For the calling code this provides no mechanism to detect any exceptions down the chain. So the called code that implements this behaviour absorbs all exceptions. That is why this is really useful for the edge of your system when dealing with other remote services, databases and files. If you use this technique make sure you log the fact that you are skipping some invalid values till you get a valid one or you have not been able to get a new valid value so you are re-using the previous one, that will make sure you can detect issues with the remote systems and inform the user (e.g. database login credentials not valid, remote service unavailable or few data file entries are corrupt) while making sure your internal code remains stable.

Also make sure you document this behaviour properly!

4) Return an error code response

This is fairly useful when building a remote or packaged API for external consumption especially when indicating internal errors which the user can do little about. Some examples include: an internal service is no longer responding, internal file I/O errors, issues related to memory management on the remote system etc.

Error codes make it easier for users to log trouble tickets with the help-desk.

Once with the help-desk the trouble ticket can then be routed based on the error code (e.g. does O&M Team just need to restart a failed service or is this a memory leak issue which needs to be passed on to the Dev Team).

We should be careful not to return error codes for issues that can be resolved by the user. In those cases a descriptive error message is the way to go.

As an example: assume you have a form which takes in personal details of the user and then uses one or more remote services to process that data.

– For form validations (email addresses, telephone numbers etc.) we should return a proper descriptive error message.

– For issues related to network connectivity (remote service not reachable) we should return a proper descriptive error message.

– For issues related to the remote service which the user cannot do anything about (as described earlier) the error code should be returned with link to the help-desk contact details and perhaps more information (maybe an auto generated trouble ticket id – see next section).

5) Call an error processing routine/service

This is one where we detect an error response and call an error processing routine or service.
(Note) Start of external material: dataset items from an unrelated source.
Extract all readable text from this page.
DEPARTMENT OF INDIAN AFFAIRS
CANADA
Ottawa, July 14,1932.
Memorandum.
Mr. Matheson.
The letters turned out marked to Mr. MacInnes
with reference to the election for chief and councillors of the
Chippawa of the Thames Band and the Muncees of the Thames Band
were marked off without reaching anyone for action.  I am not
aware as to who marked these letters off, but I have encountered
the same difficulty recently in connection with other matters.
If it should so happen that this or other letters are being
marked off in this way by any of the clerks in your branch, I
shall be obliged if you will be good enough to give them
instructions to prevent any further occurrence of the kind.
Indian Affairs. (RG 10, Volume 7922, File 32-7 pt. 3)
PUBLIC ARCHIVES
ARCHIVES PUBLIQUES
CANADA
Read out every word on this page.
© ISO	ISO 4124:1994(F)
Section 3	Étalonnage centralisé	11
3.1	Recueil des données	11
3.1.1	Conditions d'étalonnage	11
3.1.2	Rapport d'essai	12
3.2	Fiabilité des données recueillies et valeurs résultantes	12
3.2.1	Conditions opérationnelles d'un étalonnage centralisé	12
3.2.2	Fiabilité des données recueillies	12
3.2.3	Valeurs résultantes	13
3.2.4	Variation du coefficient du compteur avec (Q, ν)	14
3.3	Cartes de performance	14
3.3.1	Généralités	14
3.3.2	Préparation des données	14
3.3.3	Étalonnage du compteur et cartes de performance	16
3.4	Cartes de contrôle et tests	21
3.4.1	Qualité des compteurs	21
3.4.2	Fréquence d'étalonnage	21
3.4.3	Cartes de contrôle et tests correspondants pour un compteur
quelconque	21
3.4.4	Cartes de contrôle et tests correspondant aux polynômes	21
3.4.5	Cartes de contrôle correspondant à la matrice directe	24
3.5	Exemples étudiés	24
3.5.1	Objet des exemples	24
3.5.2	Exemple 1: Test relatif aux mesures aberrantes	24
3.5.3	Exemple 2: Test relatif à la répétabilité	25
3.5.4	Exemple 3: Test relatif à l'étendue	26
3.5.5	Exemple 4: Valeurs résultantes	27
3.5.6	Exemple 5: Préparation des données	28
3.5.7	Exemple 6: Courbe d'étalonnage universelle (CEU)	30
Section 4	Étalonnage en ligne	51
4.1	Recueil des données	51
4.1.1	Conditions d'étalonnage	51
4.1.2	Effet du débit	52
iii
This is especially use full not just for complex rule-based logging but also for automatic error reporting, trouble ticket creation, service performance management, self-monitoring etc.

It is often useful to have a service that encapsulates error handling logic rather than have your catch block or return value checks peppered with if-else blocks.

In this case the error response or exception is passed on to a service or routine that encapsulates the error processing logic. Some of the things that such a service or routine might do:

– Decide which log file to log the error in

– Decide the level of the error and create self-monitoring events and/or change life-cycle state of the system (restart, soft-shutdown etc.)

– Interface with trouble ticketing systems (e.g. when you get a major exception in Windows 7 OS it offers to send details to Microsoft)

– Interface with performance monitoring systems to report the health of the service

6) Shutdown (Fail-fast)

This means that the system is shutdown or made un-available as soon as any exception of significance is detected.

This behaviour is often required from critical pieces of software which should not work in a degraded state (so called mission critical software). For example you don’t want the auto-pilot of an A380 to work when it is getting internal errors while performing I/O. You want to kill that instance and switch over to a secondary system or warn the pilot and immediately transfer control to manual.

This is also very important for systems that deal with sensitive data such as online-banking applications (it is better to be not available to process online payments than to provide unreliable service). Users might accept a ‘Site Down’ notice but they will definitely NOT accept incorrect processing of their online payment instructions.

From the example above, because we failed fast and made the banking web-site unavailable we did not allow the impact of the error to spread to the user’s financial transaction.